Although it’s not a part of the film itself, a similar catastrophe is hovering over one’s experience of watching Only the Winds, the hybrid-documentary feature debut of Lebanese filmmaker Karim Kassem – with a sizeable part of its plot set in Beirut, and an introduction which features several characters complaining about how things are going in their country, it’s impossible to watch this film without thinking of the explosion that mauled the Jewel of the Mediterranean last summer. The film is constructed in a manner that brings Close-Up, Abbas Kiarostami’s masterpiece, to mind (who is also visually cited at the beginning of the film – an aerial shot of a solitary car driving down a country road, which references Taste of Cherry). An emigre to the United States, Karim returns to his homeland to start working on a documentary, which slowly takes shape as an exploration of a school for sightless children – but also to get an eye surgery of his own. Just like in Close-Up, this is a film that melds together reenactments and documentary fragments, but, unlike in the case of Kiarostami, the two registers aren’t demarcated from each other – the film seamlessly flows and ebbs between the two styles, sometimes even from one shot to the other, a fluid and free construction which complements its exploration of the creative process; at the same time, this style also compliments one of the film’s main themes, that of blindness. After all, this is also a poetic wager, whose stakes are counting on the tension between sight and blindness: how does the world of the sightless look from the outside, and is it possible to access its interior through the use of a medium that is intangible to them? Can cinema also serve those that cannot perceive it?
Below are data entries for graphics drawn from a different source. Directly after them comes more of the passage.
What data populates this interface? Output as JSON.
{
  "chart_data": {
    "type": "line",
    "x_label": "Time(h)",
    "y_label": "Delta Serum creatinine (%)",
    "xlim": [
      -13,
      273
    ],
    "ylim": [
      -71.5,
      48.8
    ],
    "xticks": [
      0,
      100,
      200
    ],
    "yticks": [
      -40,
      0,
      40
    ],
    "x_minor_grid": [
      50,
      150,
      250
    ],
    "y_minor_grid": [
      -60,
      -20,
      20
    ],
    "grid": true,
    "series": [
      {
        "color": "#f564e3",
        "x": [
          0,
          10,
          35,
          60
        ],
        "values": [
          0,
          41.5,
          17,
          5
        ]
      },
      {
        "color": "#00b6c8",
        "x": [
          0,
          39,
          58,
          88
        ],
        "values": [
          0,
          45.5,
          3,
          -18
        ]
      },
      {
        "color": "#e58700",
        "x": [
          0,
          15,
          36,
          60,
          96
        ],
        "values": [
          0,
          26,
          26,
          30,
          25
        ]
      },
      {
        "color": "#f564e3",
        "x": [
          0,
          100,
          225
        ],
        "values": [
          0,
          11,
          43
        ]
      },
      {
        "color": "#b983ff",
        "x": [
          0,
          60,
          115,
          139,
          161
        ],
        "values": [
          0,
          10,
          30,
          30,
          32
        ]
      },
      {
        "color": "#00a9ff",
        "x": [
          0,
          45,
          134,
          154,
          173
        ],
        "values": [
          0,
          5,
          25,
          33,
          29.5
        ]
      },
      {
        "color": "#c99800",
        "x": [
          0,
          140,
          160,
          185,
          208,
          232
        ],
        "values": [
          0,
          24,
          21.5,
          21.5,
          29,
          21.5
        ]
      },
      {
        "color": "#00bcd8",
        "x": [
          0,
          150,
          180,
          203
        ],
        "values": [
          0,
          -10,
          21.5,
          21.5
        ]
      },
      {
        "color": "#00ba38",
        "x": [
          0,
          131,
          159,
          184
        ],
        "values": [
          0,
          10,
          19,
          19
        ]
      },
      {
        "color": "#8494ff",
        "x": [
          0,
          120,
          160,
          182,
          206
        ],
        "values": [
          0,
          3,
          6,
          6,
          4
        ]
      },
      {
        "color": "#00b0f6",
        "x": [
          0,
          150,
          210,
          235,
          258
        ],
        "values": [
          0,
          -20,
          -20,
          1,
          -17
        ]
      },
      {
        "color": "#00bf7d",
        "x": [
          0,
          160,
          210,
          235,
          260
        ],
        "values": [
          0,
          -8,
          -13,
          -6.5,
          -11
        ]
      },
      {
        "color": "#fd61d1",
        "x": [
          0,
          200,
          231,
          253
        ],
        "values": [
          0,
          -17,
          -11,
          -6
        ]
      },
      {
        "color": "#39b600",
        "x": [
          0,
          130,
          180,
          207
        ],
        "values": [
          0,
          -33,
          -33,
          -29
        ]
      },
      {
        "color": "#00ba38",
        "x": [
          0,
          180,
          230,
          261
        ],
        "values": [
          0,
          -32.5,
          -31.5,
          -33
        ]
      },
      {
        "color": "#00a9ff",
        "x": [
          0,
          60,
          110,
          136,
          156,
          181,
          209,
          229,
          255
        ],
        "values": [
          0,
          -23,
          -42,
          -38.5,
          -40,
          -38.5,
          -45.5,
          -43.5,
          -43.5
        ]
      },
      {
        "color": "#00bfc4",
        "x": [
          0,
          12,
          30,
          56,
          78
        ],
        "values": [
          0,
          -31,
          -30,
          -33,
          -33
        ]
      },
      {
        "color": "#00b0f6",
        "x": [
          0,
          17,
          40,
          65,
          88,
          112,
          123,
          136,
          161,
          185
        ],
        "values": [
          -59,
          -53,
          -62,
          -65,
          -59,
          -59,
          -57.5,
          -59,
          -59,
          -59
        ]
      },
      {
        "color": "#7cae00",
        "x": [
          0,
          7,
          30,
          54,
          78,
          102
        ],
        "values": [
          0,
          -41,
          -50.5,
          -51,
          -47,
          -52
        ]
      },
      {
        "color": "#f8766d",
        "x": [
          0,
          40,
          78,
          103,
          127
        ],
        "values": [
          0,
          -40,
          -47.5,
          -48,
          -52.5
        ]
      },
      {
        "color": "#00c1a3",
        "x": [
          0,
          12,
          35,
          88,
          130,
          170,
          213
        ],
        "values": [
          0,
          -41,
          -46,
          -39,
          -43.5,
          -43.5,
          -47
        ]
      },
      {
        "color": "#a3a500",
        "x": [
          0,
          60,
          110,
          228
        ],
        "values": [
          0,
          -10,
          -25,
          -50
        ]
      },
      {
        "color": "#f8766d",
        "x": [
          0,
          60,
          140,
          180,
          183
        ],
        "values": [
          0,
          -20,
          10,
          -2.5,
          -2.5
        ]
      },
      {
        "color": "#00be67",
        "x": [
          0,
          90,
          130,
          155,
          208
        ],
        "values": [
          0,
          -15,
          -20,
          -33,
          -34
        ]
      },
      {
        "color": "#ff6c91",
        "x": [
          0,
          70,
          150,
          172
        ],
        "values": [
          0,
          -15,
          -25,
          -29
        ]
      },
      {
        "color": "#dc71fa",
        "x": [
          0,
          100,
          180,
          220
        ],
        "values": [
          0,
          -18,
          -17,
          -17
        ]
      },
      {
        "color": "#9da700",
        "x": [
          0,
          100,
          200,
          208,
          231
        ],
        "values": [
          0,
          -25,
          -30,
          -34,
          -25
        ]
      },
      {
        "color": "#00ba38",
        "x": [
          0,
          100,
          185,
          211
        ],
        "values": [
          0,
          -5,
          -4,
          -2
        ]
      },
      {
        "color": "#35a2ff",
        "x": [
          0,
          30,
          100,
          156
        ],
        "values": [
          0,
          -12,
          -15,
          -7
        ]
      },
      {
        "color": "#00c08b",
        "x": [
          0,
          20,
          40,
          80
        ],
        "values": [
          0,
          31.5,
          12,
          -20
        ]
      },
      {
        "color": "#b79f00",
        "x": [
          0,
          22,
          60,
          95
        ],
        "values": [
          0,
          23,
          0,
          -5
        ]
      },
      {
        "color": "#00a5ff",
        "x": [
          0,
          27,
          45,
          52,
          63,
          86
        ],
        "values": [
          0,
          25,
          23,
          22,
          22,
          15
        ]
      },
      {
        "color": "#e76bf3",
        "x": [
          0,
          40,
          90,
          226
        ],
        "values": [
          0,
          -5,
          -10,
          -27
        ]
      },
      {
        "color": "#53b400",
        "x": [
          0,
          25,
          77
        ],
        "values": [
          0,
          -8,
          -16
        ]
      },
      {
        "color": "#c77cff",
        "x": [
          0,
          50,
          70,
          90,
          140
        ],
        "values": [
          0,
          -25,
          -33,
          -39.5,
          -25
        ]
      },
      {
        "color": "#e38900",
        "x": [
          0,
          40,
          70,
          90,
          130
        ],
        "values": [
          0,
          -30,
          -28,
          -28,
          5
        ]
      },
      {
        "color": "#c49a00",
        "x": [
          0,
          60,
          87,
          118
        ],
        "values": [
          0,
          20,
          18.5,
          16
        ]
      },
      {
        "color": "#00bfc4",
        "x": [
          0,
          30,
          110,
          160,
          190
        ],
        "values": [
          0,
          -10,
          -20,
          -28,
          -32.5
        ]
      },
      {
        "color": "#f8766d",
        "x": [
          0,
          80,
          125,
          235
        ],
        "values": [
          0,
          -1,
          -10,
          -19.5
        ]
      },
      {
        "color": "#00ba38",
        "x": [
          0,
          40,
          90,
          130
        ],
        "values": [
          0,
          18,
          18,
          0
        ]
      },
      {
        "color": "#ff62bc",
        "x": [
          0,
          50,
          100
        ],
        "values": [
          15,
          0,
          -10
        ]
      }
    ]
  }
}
As he spends the film’s first part recovering from his surgery, Karim explores Beirut with bandaged eyes, rediscovering the home and town where he grew up through sounds, touch, and movement – the same sensorial micro cosmoses that he will end up searching for in the blind students, after regaining his sight and becoming increasingly aware of his privilege. Having this in mind, Only the Winds’ meta-cinematic aims appear even more robust: after all, wouldn’t a rigorous division of cinema in two separate camps, that of fiction and non-fiction, also be in itself a form of blindness?